In oracle table field data some of control characters
are inserted like control-M etc,.

kindly guide me how to remove them.

with kind regards,
BADRAIAH,
Re: HOW TO REMOVE CONTROL CHARACTERS IN ORACLE TABLE FIELD [message #7171 is a reply to message #7164] Mon, 26 May 2003 04:05 Go to previous messageGo to next message
Maaher
Messages: 7065
Registered: December 2001
Senior Member
Use ASCII/CHR to filter out the undesired characters.
Horizontal tab = ASCII 9
NewLine = ASCII 10
Vertical Tab = ASCII 11
NewPage = ASCII 12
Carriage Return = ASCII 13
Delete = ASCII 95

Method 1: You have a limited set of special characters in the text (let's say only newline and newpage are present):
UPDATE your_table
   SET your_column = REPLACE( REPLACE( your_column, chr(12),''),chr(10),'')
/
As you can see, it is fairly simple: just nest the replace statement for each ascii value you want out.

Method 2: You have a lot of special characters to omit and you don't like nesting them in replace statements.

Write a function which scans through a given text and which strips all characters that aren't in the ASCII range of desired characters. It should be something like:
FUNCTION fun$strip(p_text in VARCHAR2)
RETURN VARCHAR2
IS
  v_return VARCHAR2(2000) := NULL;
BEGIN
  For i In length(p_text)
  Loop
    IF ASCII(substr(p_text,i,1)) in (your_range_of_valid_chars) Then
      v_return := v_return||substr(p_text,i,1);
    END IF;
  End Loop;
  RETURN v_return;
END;<PRE>In SQL you could do an update using the function:<PRE>UPDATE your_table
   SET your_column = fun$strip(your_column);


The code in the function is written on the fly, so check ( and improve ) before using it.

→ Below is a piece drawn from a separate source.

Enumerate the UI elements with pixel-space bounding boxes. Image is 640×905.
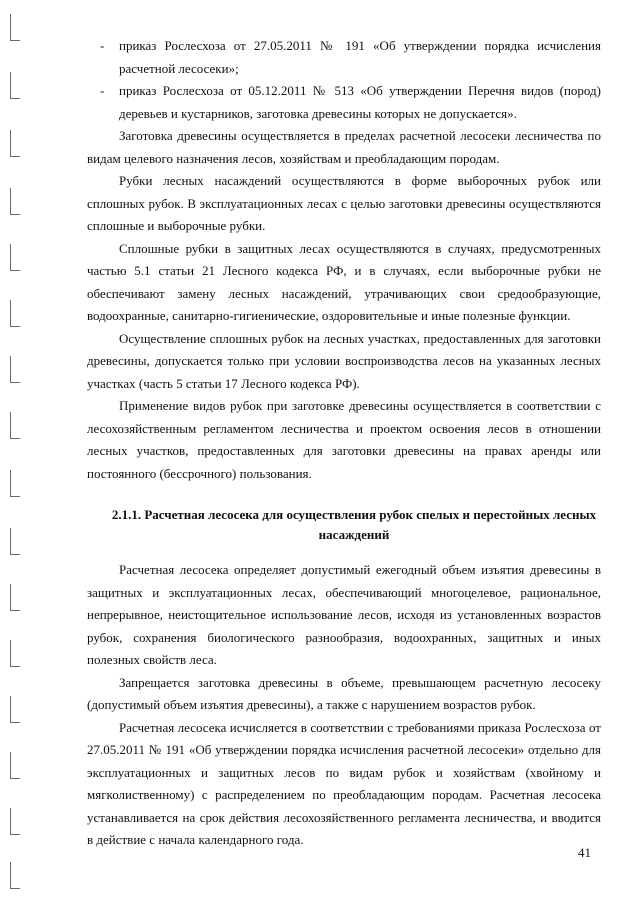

It's just to give you an idea.

HTH,
MHE
Finding those with control characters [message #11486 is a reply to message #7171] Mon, 29 March 2004 10:39 Go to previous message
Matthew Iskra
Messages: 16
Registered: April 2002
Location: Sacramento CA USA
Junior Member
instead of updating everything, use a select to see which columns offend and then modify your update to only modify the qualifiying rows.

Exempli Gratia:

SELECT your_column
FROM your_table
WHERE your_column LIKE '%'||CHR(10)||'%';

That should assist those, like, that have huge tables with only a few offenders.